コンサルタントとして外部から人事領域の課題解決を続ける中で、アプローチがどうしても自社の強みである人材育成といった領域に縛られると感じたことが転職のきっかけでした。事業会社の人事にうつることでより幅広いアプローチで人と組織の成長に実現できるのではと感じ、3社目はJASDAQに上場する人材ベンチャーの人事部に転職しました。そこでは新卒採用の責任者として、自社の経営理念に共感するメンバーをいかに募っていくかという「採用」への理解を深めることができました。在籍していた6年半の間に毎年数百名の学生さんとお会いし、合計200名近くの学生を採用しましたが、これから社会で活躍していこうとする皆さん一人ひとりと対話した経験は、一人ひとりのキャリアに向き合いたいというHRとしての自信の哲学に深く影響しました。
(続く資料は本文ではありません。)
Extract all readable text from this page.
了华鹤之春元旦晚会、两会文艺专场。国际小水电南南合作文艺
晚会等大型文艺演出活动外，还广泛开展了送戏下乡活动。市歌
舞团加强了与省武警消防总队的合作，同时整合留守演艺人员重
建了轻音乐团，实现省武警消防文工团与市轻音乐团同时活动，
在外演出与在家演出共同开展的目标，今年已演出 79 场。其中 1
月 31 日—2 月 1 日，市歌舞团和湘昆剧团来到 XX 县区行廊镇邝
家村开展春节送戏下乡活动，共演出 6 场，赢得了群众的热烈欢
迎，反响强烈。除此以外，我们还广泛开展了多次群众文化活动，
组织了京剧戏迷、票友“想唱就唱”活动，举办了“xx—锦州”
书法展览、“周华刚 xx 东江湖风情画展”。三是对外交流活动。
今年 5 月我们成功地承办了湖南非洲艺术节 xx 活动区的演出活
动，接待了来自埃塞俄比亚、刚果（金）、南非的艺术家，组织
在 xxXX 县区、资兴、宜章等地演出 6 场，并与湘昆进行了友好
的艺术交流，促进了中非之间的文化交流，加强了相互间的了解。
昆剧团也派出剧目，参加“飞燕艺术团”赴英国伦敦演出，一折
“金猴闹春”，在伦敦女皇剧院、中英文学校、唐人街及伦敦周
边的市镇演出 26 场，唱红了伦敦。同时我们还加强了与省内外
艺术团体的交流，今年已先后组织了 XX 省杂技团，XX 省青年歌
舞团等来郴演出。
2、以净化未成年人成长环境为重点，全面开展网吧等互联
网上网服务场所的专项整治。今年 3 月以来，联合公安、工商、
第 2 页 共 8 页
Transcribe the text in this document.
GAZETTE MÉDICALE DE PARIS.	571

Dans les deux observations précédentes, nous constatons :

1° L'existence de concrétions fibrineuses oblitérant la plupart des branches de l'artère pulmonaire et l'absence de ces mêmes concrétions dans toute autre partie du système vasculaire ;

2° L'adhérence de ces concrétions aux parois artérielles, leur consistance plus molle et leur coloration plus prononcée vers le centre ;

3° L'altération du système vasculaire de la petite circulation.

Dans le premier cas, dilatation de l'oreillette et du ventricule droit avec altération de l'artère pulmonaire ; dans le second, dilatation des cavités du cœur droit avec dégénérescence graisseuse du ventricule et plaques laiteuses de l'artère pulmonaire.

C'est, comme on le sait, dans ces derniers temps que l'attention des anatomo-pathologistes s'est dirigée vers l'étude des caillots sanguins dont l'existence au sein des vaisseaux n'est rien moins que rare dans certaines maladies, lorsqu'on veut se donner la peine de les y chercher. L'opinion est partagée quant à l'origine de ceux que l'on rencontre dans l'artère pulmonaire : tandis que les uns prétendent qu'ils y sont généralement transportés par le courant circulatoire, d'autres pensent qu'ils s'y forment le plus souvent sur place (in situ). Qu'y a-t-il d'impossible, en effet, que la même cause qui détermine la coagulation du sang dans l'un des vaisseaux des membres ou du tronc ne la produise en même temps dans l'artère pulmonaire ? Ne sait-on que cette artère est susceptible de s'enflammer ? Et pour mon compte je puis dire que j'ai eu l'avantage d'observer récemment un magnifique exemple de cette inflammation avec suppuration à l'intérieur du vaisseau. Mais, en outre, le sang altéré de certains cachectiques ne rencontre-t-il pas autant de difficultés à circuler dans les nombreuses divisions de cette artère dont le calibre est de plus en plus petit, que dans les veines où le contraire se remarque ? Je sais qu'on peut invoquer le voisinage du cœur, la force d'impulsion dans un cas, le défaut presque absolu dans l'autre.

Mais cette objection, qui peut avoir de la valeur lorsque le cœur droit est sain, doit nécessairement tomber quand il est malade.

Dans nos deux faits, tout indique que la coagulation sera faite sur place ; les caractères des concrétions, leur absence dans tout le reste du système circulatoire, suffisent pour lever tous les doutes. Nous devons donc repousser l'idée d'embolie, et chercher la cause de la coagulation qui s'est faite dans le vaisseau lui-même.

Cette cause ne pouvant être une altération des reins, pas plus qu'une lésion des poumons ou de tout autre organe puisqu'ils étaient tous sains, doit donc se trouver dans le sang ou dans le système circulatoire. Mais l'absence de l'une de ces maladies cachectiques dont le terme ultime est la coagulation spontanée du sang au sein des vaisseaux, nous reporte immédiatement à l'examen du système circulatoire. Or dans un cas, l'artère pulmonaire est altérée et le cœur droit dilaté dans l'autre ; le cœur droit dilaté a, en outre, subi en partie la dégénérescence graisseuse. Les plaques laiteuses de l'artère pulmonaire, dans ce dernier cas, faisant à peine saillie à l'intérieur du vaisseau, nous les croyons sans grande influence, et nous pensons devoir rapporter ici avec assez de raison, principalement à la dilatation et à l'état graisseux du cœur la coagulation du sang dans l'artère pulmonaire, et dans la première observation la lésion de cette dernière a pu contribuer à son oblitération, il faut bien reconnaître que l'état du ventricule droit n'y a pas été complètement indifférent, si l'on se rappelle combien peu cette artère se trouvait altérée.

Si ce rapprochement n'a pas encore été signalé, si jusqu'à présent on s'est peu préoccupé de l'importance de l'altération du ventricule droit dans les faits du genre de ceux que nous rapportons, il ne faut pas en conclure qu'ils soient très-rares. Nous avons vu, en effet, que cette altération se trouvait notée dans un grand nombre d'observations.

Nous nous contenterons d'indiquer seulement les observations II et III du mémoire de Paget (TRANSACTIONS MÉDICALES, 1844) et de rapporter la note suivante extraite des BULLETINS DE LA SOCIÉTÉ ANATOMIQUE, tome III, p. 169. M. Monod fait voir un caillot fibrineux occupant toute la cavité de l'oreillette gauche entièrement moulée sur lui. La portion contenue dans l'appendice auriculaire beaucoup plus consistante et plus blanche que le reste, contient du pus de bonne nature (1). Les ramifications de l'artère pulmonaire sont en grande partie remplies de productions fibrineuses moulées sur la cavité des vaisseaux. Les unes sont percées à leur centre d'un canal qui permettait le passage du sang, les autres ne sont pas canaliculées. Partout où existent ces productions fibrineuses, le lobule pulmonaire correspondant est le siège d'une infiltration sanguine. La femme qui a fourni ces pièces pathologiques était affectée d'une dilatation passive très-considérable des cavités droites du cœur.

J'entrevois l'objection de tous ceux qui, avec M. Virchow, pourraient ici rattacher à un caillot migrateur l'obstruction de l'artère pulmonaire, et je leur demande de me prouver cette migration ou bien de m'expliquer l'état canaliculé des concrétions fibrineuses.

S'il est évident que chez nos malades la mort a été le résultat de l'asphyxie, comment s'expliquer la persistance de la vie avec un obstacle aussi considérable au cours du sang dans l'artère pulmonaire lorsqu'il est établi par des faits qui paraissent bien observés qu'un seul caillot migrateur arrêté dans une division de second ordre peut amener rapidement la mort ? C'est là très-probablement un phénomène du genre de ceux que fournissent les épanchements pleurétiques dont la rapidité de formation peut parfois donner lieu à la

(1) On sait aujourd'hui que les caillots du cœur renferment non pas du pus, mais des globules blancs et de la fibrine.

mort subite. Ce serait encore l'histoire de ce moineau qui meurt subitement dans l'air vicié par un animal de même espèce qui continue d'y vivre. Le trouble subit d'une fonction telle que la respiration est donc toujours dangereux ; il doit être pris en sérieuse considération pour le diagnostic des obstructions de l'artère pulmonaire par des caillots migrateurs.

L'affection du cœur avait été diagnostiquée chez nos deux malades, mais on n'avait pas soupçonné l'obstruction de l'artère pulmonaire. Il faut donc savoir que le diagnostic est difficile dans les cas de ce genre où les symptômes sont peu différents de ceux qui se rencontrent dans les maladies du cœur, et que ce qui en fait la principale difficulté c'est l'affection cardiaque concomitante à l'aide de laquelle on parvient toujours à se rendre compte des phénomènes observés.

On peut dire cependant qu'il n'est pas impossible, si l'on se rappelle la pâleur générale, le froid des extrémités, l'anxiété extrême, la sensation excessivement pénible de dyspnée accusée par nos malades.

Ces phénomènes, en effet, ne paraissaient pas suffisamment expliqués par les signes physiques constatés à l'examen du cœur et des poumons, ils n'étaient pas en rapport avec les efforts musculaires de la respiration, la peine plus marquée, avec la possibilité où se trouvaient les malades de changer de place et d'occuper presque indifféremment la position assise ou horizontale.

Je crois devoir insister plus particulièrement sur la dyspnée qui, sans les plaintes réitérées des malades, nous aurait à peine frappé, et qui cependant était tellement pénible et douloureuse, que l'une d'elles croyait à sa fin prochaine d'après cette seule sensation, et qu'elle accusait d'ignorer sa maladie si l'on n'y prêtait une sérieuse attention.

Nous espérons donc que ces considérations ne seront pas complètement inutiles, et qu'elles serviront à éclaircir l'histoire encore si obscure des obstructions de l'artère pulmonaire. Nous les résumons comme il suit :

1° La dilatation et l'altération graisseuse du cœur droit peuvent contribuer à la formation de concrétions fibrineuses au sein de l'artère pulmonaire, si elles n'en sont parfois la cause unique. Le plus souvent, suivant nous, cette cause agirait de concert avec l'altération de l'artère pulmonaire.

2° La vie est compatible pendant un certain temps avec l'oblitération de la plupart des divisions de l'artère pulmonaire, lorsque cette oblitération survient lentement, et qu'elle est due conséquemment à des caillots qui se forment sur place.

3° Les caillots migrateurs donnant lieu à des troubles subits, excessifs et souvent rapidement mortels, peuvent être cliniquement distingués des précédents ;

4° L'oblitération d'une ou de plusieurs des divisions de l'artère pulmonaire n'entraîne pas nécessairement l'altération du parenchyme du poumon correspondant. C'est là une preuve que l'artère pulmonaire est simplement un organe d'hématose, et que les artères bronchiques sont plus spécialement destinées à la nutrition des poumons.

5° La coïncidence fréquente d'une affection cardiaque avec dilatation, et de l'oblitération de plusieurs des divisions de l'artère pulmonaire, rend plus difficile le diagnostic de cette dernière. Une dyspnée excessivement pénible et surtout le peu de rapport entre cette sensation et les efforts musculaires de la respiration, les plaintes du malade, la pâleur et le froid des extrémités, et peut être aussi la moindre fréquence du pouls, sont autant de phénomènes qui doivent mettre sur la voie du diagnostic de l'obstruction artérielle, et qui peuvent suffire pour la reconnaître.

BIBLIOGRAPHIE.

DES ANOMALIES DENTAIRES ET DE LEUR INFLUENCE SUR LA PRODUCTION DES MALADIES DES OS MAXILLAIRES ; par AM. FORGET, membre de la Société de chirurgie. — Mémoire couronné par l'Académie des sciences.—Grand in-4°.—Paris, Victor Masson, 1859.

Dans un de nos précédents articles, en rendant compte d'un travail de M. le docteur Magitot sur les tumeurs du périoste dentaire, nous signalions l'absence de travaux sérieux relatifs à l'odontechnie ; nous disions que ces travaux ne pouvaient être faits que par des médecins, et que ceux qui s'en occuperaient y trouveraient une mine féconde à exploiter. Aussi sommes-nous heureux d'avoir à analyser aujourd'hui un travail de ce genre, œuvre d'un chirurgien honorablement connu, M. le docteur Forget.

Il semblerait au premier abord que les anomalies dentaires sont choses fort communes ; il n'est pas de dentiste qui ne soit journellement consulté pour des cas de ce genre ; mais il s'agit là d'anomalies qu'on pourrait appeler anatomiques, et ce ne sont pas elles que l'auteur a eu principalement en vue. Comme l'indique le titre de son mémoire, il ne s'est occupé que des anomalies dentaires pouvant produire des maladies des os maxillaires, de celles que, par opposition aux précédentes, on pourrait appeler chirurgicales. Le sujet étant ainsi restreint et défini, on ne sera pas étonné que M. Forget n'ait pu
あわせて上場企業のような規模感を持つ組織における人事機能の全体観、運営体制について学ぶことができました。


ケップルの1人目人事でジョインした理由

前職で関わっていた採用以外も広く経験を積みながら、経営戦略の実現に向けて人事施策の立案、実行を行う『戦略人事』という領域を目指したいと思ったことがきっかけです。「誰をバスに乗せるのか」という『採用』からはじまり、その人の成長を促す『人材開発』、組織文化の形成に向けた『組織開発』、健康的に働いてもらう『労務管理』、モチベーション形成に向けた『制度設計』など、一貫性をもって人事施策をデザインするポジションにどうすればたどり着けるかと考えた答えがスタートアップの1人目人事でした。何も無い環境であれば、すべて自身が考え、デザインしていくほかない。そんなポジションに自身を追い込むことで、人事領域全般への知見、経験を備えたいと考えました。

数多くのスタートアップからケップルへ入社を決めたのは『Create New Industries 世界に新たな産業を』というMissionに惹かれたからです。銀行員として企業再生ビジネスに関わろうと思った所にもつながるのですが、一人ひとりが高いモチベーションを持って活き活きと働き、高い生産性や独創性を産み出す組織をどうすれば増やせるのか?その一つの答えがスタートアップだと考えています。日本に、世界にスタートアップを増やすことに挑戦する組織づくりにHRからアプローチできることが決め手となりました。


スタートアップの1人目人事

スタートアップの1人目人事として「何にも整っていないだろうなぁ」と良い意味で期待値を高く持たず入社したのですが、想像以上に整っていませんでした…(苦笑)アーリーステージのスタートアップに良くあることですが、勤怠管理、労働契約、就業規則といった労務管理がほとんど手つかずでした。まだプロダクトをリリースして間もないような時期にMissionに惹かれて入社したメンバーばかりなので、その時点では特に大きな問題が起きるわけではありません。とはいえ、その後の組織拡大を想定すると早々に改善が必要ということで、まずは労務管理についてゼロから体制構築を進めました。合わせて、採用についても代表の神先がTwitterで自らスカウトメッセージを送っている状況だったので、採用ペルソナの設計、求人票作成、媒体選定、スカウト送信、面談、面接、入社対応までのプロセスを整理し、採用フローの構築をおこないました。当時はバックオフィスがいなかったので、ゴミ捨てやフリードリンクの手配、Googleアカウントの発行まで組織成長に向けて必要なことは何でもやっていましたね(苦笑)

その後もHRとして組織開発や制度設計の整備を進める中で、優秀なメンバーの入社も増え、それに比例するかたちで事業の成長も進んでいきました。HRチームにも徐々にメンバーが増え、まだまだ完璧とは言えないですが、一定の安定感を持ったHRの体制を創ることができたと感じています。社員数も入社当時の数人といったフェーズから、この3年半ほどで70名を越えるまでの組織となっています。